I've been trying to cook with umami in mind for awhile, which may be why most of my best recipes seem to involve a shot of alcohol. Julienned bamboo with minced mushrooms, red bell peppers and a few dashes of squid oil, a funky risotto with tomato paste and a splash of wine, like that. Judging from the effects - that is, my fiance gulping it all down (though he never seems to gain weight, what's up with that? - it's working. If we ever have a kid, I hope she/he gets my cooking skills and his predisposition to maintaining a healthy weight.

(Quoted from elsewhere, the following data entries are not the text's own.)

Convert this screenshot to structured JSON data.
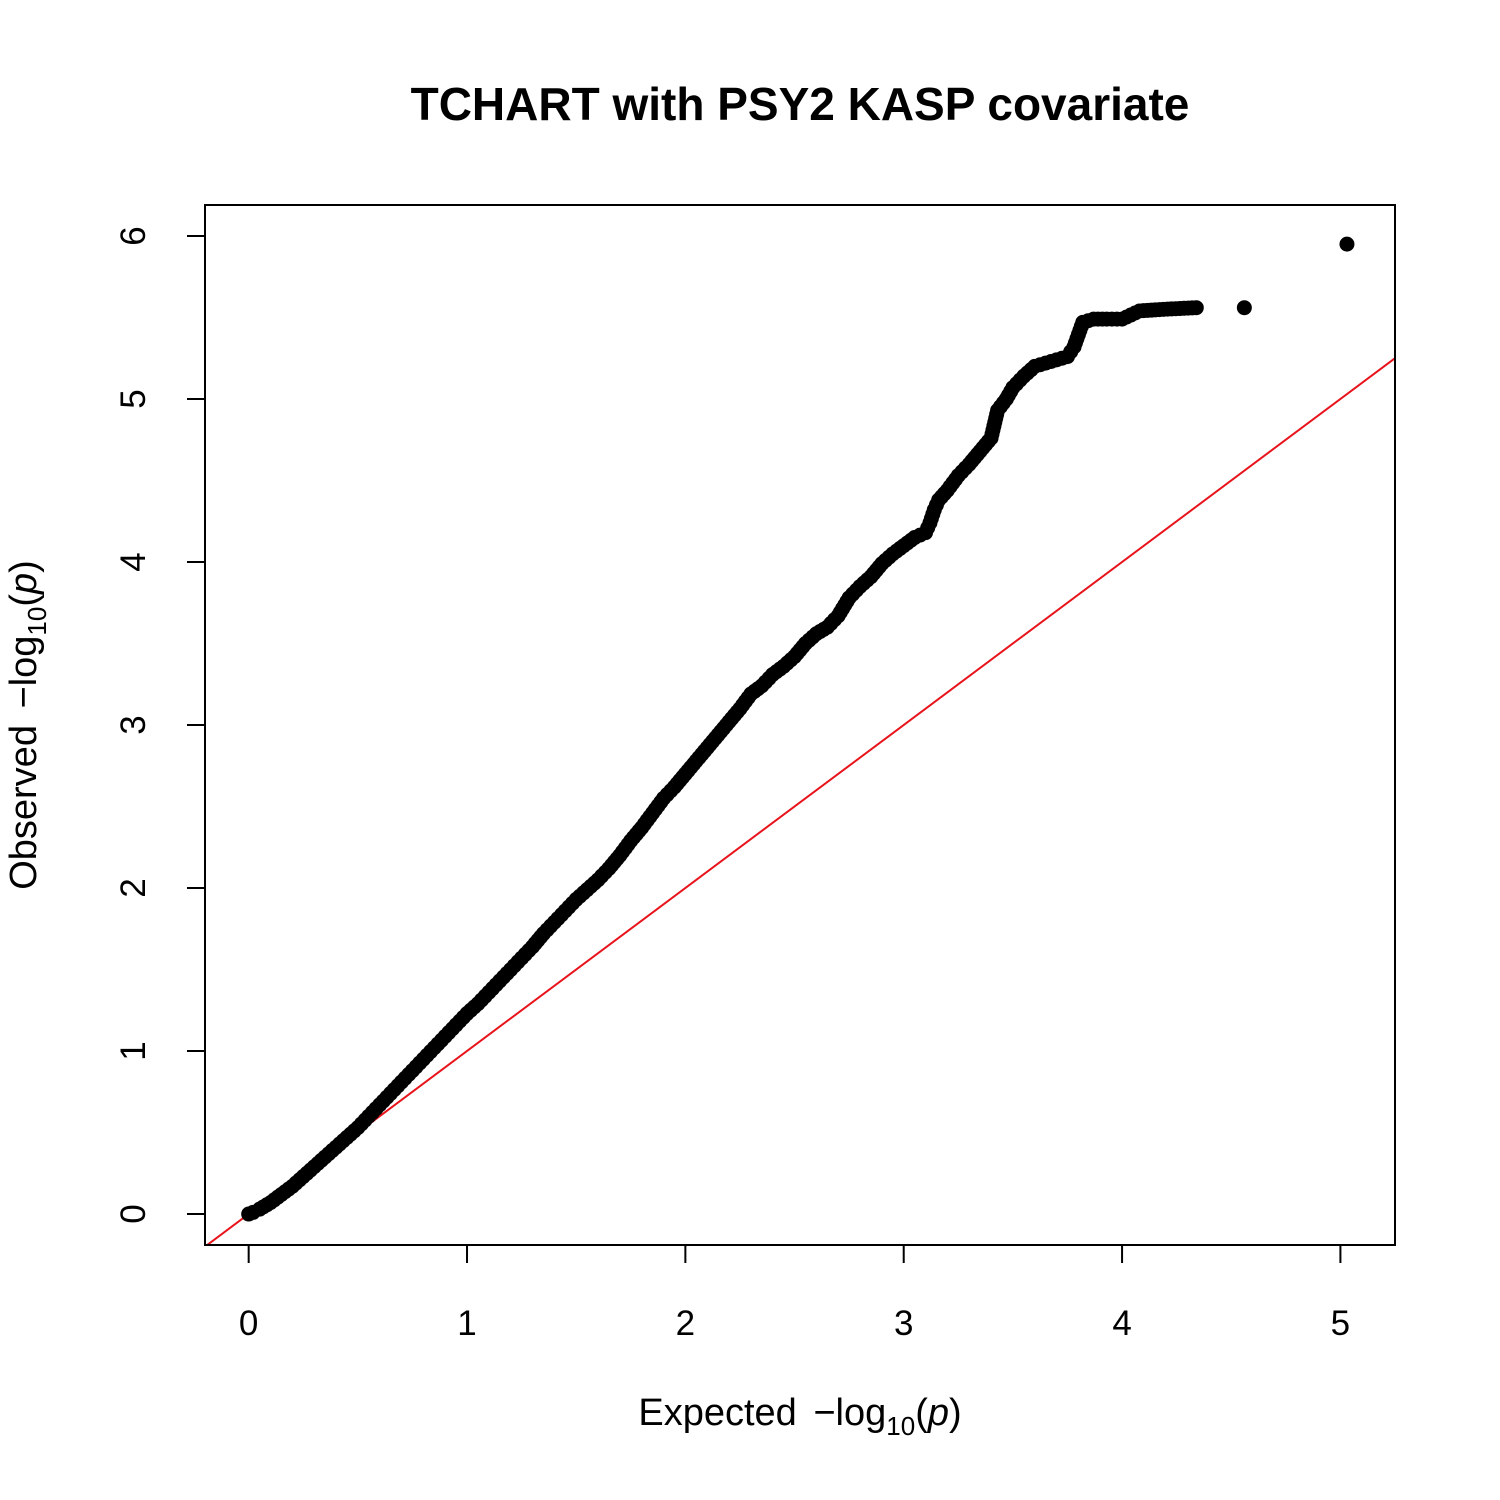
{
  "chart_data": {
    "type": "scatter",
    "title": "TCHART with PSY2 KASP covariate",
    "xlabel": {
      "prefix": "Expected ",
      "minus": "−",
      "log": "log",
      "base": "10",
      "open": "(",
      "var": "p",
      "close": ")"
    },
    "ylabel": {
      "prefix": "Observed ",
      "minus": "−",
      "log": "log",
      "base": "10",
      "open": "(",
      "var": "p",
      "close": ")"
    },
    "xlim": [
      -0.2,
      5.25
    ],
    "ylim": [
      -0.19,
      6.19
    ],
    "x_ticks": [
      0,
      1,
      2,
      3,
      4,
      5
    ],
    "y_ticks": [
      0,
      1,
      2,
      3,
      4,
      5,
      6
    ],
    "x_tick_labels": [
      "0",
      "1",
      "2",
      "3",
      "4",
      "5"
    ],
    "y_tick_labels": [
      "0",
      "1",
      "2",
      "3",
      "4",
      "5",
      "6"
    ],
    "grid": false,
    "legend": "none",
    "reference_line": {
      "slope": 1,
      "intercept": 0,
      "color": "#e8141c"
    },
    "point_color": "#000000",
    "series": [
      {
        "points": [
          [
            0.0,
            0.0
          ],
          [
            0.02,
            0.01
          ],
          [
            0.05,
            0.03
          ],
          [
            0.1,
            0.07
          ],
          [
            0.15,
            0.12
          ],
          [
            0.2,
            0.17
          ],
          [
            0.25,
            0.23
          ],
          [
            0.3,
            0.29
          ],
          [
            0.35,
            0.35
          ],
          [
            0.4,
            0.41
          ],
          [
            0.45,
            0.47
          ],
          [
            0.5,
            0.53
          ],
          [
            0.55,
            0.6
          ],
          [
            0.6,
            0.67
          ],
          [
            0.65,
            0.74
          ],
          [
            0.7,
            0.81
          ],
          [
            0.75,
            0.88
          ],
          [
            0.8,
            0.95
          ],
          [
            0.85,
            1.02
          ],
          [
            0.9,
            1.09
          ],
          [
            0.95,
            1.16
          ],
          [
            1.0,
            1.23
          ],
          [
            1.05,
            1.29
          ],
          [
            1.1,
            1.36
          ],
          [
            1.15,
            1.43
          ],
          [
            1.2,
            1.5
          ],
          [
            1.25,
            1.57
          ],
          [
            1.3,
            1.64
          ],
          [
            1.35,
            1.72
          ],
          [
            1.4,
            1.79
          ],
          [
            1.45,
            1.86
          ],
          [
            1.5,
            1.93
          ],
          [
            1.55,
            1.99
          ],
          [
            1.6,
            2.05
          ],
          [
            1.65,
            2.12
          ],
          [
            1.7,
            2.2
          ],
          [
            1.75,
            2.29
          ],
          [
            1.8,
            2.37
          ],
          [
            1.85,
            2.46
          ],
          [
            1.9,
            2.55
          ],
          [
            1.95,
            2.62
          ],
          [
            2.0,
            2.7
          ],
          [
            2.05,
            2.78
          ],
          [
            2.1,
            2.86
          ],
          [
            2.15,
            2.94
          ],
          [
            2.2,
            3.02
          ],
          [
            2.25,
            3.1
          ],
          [
            2.3,
            3.19
          ],
          [
            2.35,
            3.24
          ],
          [
            2.4,
            3.31
          ],
          [
            2.45,
            3.36
          ],
          [
            2.5,
            3.42
          ],
          [
            2.55,
            3.5
          ],
          [
            2.6,
            3.56
          ],
          [
            2.65,
            3.6
          ],
          [
            2.7,
            3.67
          ],
          [
            2.75,
            3.78
          ],
          [
            2.8,
            3.85
          ],
          [
            2.85,
            3.91
          ],
          [
            2.9,
            3.99
          ],
          [
            2.95,
            4.05
          ],
          [
            3.0,
            4.1
          ],
          [
            3.05,
            4.15
          ],
          [
            3.1,
            4.18
          ],
          [
            3.12,
            4.24
          ],
          [
            3.14,
            4.32
          ],
          [
            3.16,
            4.38
          ],
          [
            3.2,
            4.44
          ],
          [
            3.25,
            4.53
          ],
          [
            3.3,
            4.6
          ],
          [
            3.35,
            4.68
          ],
          [
            3.4,
            4.76
          ],
          [
            3.43,
            4.93
          ],
          [
            3.47,
            5.0
          ],
          [
            3.5,
            5.07
          ],
          [
            3.55,
            5.14
          ],
          [
            3.6,
            5.2
          ],
          [
            3.65,
            5.22
          ],
          [
            3.7,
            5.24
          ],
          [
            3.75,
            5.26
          ],
          [
            3.78,
            5.32
          ],
          [
            3.82,
            5.47
          ],
          [
            3.87,
            5.49
          ],
          [
            3.93,
            5.49
          ],
          [
            4.0,
            5.49
          ],
          [
            4.08,
            5.54
          ],
          [
            4.19,
            5.55
          ],
          [
            4.34,
            5.56
          ],
          [
            4.56,
            5.56
          ],
          [
            5.03,
            5.95
          ]
        ]
      }
    ]
  }
}
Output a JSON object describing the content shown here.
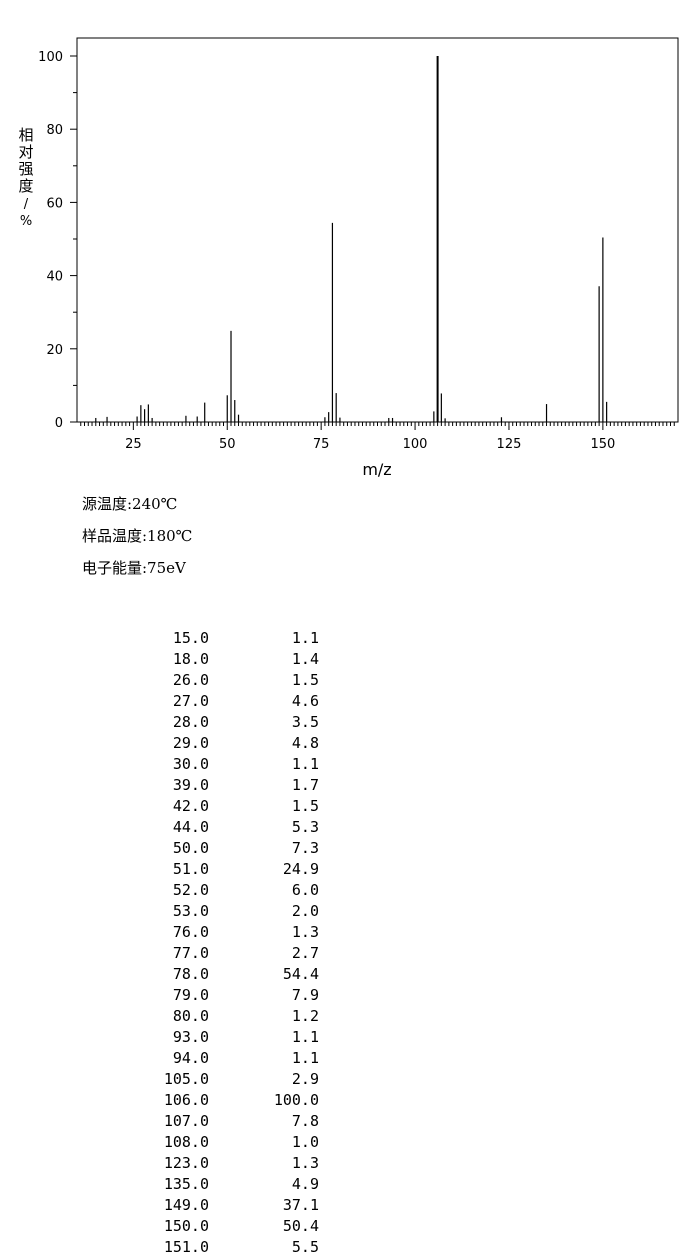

So I made the channa masala last night and I think it came out really well. I threw in a few things - just tiny dashes that the palate wouldn't be able to dissect and identify in that big stewed mass of curry (the sauce for channa masala is basic masala with tomatoes and onions). A splash of grapefruit juice with the lemon/tamarind I usually use (I suspect tamarind is also good for umami but haven't read that anywhere), just a half-teaspoon of a ground-nut mix we have laying around, a hint of olive oil in the ghee, a half-capful of mustard oil (it's strong stuff), a bit of paprika - I could use more of this because paprika fits in well with curry spices while the other ingredients don't, and need to be added in only tiny amounts. Mustard oil does, but only if you're cooking a specific set of mostly Bengali dishes.

I'm not sure if the little bits of this-n-that helped, but from tasting it this morning they sure didn't hurt. The channa masala has the resounding flavor that I was going for; not as perfect as the best channa I've ever made (for a random dinner party years ago, when I wasn't that great a cook and just got lucky) but far, far better than anything you'll find at an Indian restaurant here and much better than my earliest attempts at Indian cooking.

The thing is, I really am not convinced the little dashes of things did much at all. While cooking with umami in mind, I realized that Indian food is full of umami bombs that work very well if you just stick to the recipe. Instead of just using hot pepper to spice a dish, all sorts of flavors are used, which create a fuller, deeper spice flavor. Use of clarified butter as an oil/shortening and cooking onions and garlic in it before adding the main ingredients also works. So does frying potatoes (which is why everyone, around the world, seems to love fried potatoes. It's not the salt - it's the potato itself that gives us the flavor we crave) which are common in Indian snacks and some curries. Liberal use of yoghurt, tamarind and other ingredients boost umami flavor, and some combinations are worshipped as the gold standard of cooking, and there's a reason. It's quite clear, when you consider the effects of umami, why of all the biriyanis, mutton is the most popular, why vindaloo must be made with pork to get the full flavor (something about how the pork fat interacts with the vinegar), why butter chicken seems to be the most addictive chicken curry dish, and why sambar (full of grilled-then-cooked lentils) is such a hit in southern India.

So really, for any Indian recipes you want to try out, just get a great cook - almost any Indian mom will do - to show you how and stick to what she tells you. It doesn't really get better than that.